Pendragon slumps to £130m loss

  18 September 2019

Pendragon’s half-year results have revealed it is to close 22 of its 34 Car Store used car operations, has taken a £102.4 million goodwill and property write-down, appointed an executive chairman to run the company while it looks for a new chief executive and downgraded its expectations for the full year.

Pendragon share price, H1 2019

The 2019 half-year results showed Pendragon hit a total loss, post-tax, of £129.6m. However, Pendragon’s underlying loss before tax was £32.2 million in H1 2019, down from an underlying profit before tax of £28.4m in H1 2018.

Turnover for the troubled retail group stood at £2.46 billion for the first six months of 2019, almost unchanged from last year’s £2.48bn.

The results were issued by outgoing non-executive chairman Chris Chambers who is stepping down from the board at the start of October. Bill Berman, who joined Pendragon as a non-exec director in April will become executive chairman and lead the search for a new chief executive to replace Mark Herbert who left the company three months after he started in April. 

Before joining Pendragon Mr Berman has an extensive career at AutoNation, the largest automotive retailer in America, where he served as president and chief operating officer.

Commenting on the results Mr Chambers said: “There has been a material decline in the group’s profitability principally as a result of the actions taken to address excess used car stock. We made significant progress reducing this exposure in the latter period of the first-half and we remain committed to the strategy of growth in the group’s used car proposition. The business is fully focussed on maximising performance, but we expect the market to continue to be challenging during the second half of 2019.”

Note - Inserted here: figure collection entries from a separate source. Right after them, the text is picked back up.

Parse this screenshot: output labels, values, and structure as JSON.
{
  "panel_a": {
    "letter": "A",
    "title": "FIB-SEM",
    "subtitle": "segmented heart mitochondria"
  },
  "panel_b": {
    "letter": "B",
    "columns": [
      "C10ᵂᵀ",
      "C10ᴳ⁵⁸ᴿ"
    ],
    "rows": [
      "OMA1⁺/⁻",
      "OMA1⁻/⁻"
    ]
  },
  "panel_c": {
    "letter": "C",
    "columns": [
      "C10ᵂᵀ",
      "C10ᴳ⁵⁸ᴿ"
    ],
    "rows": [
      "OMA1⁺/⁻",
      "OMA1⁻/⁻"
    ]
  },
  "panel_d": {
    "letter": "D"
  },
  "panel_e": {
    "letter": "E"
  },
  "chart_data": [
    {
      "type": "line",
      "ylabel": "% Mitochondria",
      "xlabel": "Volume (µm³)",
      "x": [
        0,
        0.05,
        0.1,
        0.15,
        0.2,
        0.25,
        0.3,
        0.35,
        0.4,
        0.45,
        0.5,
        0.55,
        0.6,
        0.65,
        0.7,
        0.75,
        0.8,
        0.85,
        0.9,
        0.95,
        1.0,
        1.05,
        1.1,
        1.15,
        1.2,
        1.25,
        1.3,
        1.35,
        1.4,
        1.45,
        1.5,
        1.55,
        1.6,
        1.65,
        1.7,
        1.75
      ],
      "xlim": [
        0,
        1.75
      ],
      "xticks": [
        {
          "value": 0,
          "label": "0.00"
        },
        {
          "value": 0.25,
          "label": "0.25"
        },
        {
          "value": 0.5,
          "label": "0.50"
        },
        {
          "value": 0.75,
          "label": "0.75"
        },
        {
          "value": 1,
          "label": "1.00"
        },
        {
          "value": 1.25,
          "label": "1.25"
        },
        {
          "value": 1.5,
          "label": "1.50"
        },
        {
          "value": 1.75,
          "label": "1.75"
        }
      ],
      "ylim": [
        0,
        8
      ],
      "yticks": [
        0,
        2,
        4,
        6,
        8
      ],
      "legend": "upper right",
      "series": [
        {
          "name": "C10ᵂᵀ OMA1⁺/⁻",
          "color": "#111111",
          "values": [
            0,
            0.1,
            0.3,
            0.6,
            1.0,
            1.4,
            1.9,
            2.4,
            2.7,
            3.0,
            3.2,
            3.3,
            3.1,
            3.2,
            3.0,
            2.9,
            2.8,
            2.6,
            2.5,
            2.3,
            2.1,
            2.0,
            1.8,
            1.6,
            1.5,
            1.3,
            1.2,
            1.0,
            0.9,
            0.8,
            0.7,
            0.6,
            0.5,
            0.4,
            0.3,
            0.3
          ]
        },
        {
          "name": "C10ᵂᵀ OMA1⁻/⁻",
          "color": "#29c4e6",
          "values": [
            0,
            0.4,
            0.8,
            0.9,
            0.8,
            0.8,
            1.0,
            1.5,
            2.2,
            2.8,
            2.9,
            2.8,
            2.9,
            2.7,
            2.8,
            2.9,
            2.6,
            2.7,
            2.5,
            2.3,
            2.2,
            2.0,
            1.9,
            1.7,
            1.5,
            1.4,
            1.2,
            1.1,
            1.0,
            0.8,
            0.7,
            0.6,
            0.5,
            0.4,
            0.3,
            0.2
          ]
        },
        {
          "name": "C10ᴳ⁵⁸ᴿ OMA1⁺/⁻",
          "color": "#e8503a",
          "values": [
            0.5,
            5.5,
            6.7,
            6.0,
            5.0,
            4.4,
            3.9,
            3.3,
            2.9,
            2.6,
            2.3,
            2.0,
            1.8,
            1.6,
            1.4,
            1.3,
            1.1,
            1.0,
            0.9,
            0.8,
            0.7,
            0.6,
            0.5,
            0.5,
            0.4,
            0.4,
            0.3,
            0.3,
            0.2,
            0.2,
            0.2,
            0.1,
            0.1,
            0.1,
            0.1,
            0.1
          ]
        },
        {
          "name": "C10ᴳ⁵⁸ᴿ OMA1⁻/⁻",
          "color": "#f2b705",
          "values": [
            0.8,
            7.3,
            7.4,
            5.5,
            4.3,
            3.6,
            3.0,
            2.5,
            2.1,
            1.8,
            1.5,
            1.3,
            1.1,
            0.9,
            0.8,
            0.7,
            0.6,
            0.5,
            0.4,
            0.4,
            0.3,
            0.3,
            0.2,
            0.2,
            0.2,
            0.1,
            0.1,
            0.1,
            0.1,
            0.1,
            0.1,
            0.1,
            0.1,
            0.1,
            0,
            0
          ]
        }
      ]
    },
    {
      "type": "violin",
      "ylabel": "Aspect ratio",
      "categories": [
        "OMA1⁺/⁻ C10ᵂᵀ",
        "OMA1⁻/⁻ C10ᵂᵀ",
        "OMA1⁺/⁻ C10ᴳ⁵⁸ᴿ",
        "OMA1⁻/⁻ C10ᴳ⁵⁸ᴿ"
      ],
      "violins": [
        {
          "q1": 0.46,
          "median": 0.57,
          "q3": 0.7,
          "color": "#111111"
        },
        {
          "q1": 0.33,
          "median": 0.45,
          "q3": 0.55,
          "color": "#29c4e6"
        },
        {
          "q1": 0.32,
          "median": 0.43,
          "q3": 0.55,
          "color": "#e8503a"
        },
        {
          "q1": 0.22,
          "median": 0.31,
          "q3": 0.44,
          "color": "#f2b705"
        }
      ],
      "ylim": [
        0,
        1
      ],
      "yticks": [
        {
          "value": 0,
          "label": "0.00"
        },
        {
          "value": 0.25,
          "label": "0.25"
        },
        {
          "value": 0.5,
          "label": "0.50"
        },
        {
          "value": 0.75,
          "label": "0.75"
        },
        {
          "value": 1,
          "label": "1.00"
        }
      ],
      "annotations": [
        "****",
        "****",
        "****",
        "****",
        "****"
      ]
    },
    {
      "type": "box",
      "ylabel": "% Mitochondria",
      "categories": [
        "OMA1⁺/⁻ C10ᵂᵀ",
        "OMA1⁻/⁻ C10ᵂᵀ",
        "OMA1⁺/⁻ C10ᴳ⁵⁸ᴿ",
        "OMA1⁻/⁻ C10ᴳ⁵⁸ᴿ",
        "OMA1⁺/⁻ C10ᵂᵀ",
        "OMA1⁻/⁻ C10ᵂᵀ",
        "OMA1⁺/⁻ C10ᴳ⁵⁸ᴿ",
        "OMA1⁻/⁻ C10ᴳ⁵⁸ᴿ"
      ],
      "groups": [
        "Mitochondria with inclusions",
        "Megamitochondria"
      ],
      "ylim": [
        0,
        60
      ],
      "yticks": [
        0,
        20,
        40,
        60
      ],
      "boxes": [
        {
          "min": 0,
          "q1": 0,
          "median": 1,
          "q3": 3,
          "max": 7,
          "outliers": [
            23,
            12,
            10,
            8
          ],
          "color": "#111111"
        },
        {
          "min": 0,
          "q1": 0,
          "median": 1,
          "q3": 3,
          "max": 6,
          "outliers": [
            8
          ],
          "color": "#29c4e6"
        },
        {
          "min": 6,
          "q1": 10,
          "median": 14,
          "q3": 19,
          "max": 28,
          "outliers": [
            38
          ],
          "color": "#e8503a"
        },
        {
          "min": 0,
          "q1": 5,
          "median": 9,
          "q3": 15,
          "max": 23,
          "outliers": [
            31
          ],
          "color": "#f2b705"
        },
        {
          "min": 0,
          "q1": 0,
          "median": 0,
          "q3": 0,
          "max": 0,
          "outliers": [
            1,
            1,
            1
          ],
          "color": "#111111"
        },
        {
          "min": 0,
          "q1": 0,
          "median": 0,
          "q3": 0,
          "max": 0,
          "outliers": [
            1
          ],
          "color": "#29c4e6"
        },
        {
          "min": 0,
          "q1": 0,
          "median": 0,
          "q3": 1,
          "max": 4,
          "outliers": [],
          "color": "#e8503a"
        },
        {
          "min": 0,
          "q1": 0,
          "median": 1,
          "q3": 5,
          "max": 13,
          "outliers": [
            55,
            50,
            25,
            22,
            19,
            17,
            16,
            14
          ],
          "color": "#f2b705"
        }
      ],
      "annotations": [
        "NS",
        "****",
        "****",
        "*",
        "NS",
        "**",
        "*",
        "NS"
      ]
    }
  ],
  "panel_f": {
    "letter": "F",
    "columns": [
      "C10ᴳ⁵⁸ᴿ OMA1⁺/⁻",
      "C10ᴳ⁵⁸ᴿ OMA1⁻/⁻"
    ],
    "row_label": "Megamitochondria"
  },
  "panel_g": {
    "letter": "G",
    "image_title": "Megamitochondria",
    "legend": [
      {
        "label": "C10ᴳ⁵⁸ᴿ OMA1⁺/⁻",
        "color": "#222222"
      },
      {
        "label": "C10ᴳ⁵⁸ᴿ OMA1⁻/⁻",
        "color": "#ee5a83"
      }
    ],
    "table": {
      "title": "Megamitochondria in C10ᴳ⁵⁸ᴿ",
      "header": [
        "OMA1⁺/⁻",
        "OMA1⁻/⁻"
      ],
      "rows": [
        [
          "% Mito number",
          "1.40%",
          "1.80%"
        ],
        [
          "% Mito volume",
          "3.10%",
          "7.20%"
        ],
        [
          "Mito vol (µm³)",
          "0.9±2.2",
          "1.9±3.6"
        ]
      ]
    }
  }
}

As part of the restructuring to get the group back on track, the group claimed that Car Stores are “a significant and attractive market opportunity and that the proposition is well received by its target customers”. Despite closing almost two-thirds of the businesses and one vehicle preparation centre. The closures are expected to result in around 300 job losses.

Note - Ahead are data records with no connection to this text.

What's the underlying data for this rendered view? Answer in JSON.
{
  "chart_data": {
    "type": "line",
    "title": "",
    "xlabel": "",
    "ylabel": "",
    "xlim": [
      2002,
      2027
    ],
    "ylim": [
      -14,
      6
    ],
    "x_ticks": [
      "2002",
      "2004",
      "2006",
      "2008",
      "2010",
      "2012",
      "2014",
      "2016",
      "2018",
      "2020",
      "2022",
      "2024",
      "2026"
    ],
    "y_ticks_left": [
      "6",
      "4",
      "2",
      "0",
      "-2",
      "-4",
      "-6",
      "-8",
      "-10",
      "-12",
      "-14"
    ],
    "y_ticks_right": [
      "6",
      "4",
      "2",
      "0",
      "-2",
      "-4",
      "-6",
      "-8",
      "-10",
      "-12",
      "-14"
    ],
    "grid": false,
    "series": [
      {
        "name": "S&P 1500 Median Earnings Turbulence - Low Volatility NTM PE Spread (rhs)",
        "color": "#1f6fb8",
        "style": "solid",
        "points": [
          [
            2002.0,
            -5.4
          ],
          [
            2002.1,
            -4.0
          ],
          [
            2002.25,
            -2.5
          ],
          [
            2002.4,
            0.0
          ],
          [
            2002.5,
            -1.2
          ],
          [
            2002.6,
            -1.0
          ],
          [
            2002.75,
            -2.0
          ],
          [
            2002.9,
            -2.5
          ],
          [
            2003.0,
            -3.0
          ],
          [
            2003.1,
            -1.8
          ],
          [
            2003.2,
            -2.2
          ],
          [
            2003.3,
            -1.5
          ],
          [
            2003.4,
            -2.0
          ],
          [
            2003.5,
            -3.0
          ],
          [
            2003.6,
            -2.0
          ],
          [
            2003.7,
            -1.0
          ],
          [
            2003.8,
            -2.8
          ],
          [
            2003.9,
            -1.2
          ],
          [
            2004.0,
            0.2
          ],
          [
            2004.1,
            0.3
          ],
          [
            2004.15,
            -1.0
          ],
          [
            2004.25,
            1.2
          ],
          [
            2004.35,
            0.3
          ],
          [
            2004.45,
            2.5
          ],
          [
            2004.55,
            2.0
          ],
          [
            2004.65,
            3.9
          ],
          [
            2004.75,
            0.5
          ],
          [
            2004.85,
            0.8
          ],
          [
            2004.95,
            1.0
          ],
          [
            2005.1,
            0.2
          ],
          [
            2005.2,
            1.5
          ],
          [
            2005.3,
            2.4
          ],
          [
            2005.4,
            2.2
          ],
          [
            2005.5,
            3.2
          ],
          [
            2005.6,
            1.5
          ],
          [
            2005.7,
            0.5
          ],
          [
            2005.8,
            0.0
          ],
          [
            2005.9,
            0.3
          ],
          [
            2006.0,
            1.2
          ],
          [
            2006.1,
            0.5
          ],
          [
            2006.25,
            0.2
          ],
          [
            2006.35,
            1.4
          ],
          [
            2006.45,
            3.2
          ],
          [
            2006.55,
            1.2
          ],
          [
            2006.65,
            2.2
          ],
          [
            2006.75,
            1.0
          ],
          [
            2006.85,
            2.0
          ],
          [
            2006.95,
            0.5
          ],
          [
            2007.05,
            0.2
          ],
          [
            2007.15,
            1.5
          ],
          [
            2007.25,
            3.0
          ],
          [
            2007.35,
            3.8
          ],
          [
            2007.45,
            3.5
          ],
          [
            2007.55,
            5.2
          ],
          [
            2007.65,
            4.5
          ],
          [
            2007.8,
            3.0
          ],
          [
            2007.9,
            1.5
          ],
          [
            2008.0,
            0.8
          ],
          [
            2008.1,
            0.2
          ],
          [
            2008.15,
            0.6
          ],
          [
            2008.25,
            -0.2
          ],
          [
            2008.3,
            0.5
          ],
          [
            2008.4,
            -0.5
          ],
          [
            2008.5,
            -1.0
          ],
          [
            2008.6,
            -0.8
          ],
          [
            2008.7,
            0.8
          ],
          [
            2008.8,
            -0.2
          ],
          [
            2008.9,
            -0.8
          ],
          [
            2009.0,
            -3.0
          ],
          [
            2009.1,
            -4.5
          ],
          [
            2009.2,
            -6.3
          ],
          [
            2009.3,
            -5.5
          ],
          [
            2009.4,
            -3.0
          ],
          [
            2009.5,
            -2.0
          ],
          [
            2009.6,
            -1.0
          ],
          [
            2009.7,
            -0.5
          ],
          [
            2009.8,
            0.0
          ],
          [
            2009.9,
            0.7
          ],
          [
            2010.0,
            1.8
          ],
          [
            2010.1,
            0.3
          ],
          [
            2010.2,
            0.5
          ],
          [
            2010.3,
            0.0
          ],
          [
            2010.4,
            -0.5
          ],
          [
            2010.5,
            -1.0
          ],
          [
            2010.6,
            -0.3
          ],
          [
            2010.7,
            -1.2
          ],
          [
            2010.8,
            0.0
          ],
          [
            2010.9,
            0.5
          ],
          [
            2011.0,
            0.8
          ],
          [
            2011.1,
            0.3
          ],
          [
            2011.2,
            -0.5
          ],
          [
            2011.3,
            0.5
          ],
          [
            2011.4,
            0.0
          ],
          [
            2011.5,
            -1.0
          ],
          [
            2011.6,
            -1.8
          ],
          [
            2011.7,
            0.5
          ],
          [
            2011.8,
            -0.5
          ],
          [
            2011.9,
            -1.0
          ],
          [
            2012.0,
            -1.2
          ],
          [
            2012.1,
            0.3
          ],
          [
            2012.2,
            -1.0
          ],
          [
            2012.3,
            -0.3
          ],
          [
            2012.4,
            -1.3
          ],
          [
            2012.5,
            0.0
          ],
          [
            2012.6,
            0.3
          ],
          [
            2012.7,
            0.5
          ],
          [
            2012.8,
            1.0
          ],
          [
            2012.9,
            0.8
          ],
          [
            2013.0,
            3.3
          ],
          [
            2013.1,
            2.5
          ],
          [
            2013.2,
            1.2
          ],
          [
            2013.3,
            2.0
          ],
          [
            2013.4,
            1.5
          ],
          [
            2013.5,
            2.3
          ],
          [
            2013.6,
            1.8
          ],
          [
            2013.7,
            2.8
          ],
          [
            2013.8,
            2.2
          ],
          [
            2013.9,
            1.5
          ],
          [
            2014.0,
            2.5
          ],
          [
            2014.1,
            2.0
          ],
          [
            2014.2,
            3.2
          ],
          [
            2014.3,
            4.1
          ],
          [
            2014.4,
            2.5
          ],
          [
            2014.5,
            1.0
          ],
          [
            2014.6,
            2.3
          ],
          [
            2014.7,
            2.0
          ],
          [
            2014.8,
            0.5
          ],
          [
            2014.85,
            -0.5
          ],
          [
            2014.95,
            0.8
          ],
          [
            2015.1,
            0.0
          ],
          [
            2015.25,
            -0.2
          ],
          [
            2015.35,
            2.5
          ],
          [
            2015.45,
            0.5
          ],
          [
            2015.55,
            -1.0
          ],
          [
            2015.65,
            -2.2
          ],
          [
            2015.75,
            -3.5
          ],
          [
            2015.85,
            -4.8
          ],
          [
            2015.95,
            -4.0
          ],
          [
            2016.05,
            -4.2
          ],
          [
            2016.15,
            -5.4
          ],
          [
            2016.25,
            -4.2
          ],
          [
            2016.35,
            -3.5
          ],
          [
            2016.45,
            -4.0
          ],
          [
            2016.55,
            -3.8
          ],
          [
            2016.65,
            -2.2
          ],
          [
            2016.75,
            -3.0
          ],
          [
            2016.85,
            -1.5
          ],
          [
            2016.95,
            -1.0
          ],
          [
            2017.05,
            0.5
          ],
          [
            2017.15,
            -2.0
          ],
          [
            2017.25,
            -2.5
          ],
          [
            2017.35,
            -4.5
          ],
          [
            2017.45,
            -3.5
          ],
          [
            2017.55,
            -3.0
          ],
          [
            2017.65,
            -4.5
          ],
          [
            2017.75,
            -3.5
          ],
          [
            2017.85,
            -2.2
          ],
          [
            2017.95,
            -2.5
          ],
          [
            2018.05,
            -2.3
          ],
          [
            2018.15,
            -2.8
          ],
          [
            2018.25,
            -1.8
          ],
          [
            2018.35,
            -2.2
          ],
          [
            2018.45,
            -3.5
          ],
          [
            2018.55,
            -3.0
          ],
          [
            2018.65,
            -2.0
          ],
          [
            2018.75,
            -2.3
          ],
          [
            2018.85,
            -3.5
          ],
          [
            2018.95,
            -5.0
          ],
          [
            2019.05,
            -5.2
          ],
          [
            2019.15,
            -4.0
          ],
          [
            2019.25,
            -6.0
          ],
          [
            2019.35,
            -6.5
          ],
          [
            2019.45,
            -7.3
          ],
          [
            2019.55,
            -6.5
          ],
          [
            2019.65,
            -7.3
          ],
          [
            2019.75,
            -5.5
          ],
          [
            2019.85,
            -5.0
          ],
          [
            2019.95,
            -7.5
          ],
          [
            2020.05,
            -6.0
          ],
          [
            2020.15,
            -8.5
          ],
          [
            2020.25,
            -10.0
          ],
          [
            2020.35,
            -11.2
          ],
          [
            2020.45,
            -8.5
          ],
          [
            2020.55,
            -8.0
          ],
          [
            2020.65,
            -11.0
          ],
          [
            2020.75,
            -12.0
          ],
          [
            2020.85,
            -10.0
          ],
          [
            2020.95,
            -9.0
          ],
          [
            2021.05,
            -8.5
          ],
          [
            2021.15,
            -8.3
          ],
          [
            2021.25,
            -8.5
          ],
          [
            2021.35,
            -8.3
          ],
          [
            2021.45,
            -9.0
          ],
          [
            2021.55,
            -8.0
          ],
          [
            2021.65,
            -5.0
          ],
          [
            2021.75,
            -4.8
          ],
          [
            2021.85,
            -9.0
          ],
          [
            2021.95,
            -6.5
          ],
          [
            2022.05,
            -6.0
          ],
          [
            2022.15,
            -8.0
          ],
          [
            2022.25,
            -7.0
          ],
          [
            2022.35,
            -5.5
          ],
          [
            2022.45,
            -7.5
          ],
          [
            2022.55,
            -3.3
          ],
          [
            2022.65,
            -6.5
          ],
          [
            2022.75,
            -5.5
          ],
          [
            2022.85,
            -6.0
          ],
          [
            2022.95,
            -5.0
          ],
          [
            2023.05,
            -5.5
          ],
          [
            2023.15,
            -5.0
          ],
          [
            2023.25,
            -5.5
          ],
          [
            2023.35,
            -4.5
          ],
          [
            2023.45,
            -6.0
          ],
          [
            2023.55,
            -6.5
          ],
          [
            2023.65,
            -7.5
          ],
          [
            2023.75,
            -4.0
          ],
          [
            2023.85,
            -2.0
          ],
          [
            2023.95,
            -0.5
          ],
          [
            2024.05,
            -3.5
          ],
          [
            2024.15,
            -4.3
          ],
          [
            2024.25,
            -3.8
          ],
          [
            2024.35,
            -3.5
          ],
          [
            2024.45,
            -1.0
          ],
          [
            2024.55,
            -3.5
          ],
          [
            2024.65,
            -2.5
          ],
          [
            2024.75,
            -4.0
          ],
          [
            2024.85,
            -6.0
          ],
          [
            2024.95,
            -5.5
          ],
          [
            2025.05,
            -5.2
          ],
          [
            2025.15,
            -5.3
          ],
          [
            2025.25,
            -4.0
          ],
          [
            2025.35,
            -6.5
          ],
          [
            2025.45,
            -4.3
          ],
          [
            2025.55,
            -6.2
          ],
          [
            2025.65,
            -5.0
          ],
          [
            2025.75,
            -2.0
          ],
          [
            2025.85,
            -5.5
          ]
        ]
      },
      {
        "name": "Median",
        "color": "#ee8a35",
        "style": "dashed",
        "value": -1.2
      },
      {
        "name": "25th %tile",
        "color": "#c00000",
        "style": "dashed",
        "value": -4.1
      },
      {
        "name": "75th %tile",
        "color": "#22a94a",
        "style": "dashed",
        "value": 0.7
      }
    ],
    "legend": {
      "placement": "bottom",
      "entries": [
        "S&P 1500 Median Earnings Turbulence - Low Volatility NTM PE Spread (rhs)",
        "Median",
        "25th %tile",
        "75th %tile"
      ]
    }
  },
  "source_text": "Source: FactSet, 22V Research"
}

Pendragon also downgraded its results forecast for the full year adding: “As a result of these market conditions, group underlying loss before tax for FY19 is now expected to be at the bottom of the Board’s expectations. This outcome still reflects a meaningful recovery in profitability during the second half based upon self-help actions that the business is taking as well as the assumption that current market conditions do not deteriorate further.”

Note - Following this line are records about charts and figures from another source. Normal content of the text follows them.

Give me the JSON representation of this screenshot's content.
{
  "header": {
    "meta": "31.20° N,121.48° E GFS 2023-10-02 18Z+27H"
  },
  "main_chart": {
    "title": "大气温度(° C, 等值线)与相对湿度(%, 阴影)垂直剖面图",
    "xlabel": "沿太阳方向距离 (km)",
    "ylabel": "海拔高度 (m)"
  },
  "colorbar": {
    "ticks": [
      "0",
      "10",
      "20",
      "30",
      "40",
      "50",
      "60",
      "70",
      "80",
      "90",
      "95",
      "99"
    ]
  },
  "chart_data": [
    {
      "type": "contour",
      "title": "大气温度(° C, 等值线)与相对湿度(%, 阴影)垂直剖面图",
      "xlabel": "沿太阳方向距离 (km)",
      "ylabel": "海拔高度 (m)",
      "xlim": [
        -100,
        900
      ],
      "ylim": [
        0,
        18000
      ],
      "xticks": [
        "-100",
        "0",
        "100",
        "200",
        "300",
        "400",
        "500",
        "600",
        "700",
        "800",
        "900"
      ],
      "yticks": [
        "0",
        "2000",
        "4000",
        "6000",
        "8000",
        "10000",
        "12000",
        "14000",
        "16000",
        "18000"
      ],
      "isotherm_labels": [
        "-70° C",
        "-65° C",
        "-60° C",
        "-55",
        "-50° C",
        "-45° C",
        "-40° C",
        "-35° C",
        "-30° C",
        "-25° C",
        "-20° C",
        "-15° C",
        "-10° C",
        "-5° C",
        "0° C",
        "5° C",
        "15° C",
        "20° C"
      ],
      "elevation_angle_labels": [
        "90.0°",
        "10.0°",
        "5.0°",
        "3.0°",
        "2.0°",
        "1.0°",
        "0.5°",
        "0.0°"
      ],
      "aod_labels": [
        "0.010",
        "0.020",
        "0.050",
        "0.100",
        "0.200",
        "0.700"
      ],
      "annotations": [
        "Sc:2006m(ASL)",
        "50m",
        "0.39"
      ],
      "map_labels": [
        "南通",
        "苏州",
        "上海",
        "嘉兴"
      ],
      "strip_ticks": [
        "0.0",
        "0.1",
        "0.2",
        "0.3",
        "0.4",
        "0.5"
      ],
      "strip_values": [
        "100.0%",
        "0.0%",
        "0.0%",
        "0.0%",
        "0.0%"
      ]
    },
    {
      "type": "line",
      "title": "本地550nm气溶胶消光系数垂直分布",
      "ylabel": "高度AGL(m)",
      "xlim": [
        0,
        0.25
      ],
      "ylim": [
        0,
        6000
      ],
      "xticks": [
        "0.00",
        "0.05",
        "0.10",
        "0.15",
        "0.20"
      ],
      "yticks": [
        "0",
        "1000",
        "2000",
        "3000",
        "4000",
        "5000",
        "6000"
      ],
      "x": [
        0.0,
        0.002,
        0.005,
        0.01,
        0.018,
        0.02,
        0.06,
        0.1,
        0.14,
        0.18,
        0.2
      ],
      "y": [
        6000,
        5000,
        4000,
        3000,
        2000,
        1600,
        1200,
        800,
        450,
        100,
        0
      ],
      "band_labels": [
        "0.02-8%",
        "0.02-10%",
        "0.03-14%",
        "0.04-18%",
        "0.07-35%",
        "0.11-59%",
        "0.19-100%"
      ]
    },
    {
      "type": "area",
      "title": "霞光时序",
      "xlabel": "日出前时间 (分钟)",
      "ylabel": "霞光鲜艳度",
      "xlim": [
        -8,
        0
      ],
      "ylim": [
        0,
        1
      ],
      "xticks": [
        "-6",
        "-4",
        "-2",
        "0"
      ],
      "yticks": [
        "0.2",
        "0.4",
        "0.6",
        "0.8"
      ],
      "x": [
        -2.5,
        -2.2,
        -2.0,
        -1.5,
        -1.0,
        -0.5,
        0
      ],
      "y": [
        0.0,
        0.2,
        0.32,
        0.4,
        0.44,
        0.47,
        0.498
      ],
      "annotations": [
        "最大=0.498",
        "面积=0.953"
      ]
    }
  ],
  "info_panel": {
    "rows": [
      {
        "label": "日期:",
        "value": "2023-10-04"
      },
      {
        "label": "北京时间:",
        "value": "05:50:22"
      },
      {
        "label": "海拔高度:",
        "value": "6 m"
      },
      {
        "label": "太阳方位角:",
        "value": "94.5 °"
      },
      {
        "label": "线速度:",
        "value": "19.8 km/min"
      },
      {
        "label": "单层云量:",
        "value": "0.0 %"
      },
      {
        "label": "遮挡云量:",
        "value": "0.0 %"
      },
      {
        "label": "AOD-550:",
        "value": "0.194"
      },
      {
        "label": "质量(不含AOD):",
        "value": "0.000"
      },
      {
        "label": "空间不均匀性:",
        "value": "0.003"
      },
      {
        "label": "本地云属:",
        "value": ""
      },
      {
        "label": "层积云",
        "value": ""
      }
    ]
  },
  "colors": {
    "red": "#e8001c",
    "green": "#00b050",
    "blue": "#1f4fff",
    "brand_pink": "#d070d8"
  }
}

The £102.4m write-down was made up of “goodwill and non-current assets amounting to £102.5m. There is £78.2m impairment of goodwill, £22.8m impairment of property assets primarily within Car Store, £1.2m impairment of property, plant and equipment and £0.3m impairment of assets held for sale”.

Results for the UK’s franchised operations show that gross profit on new, used and aftersales all fell in the first half of 2019 on a turnover that fell just below £2bn.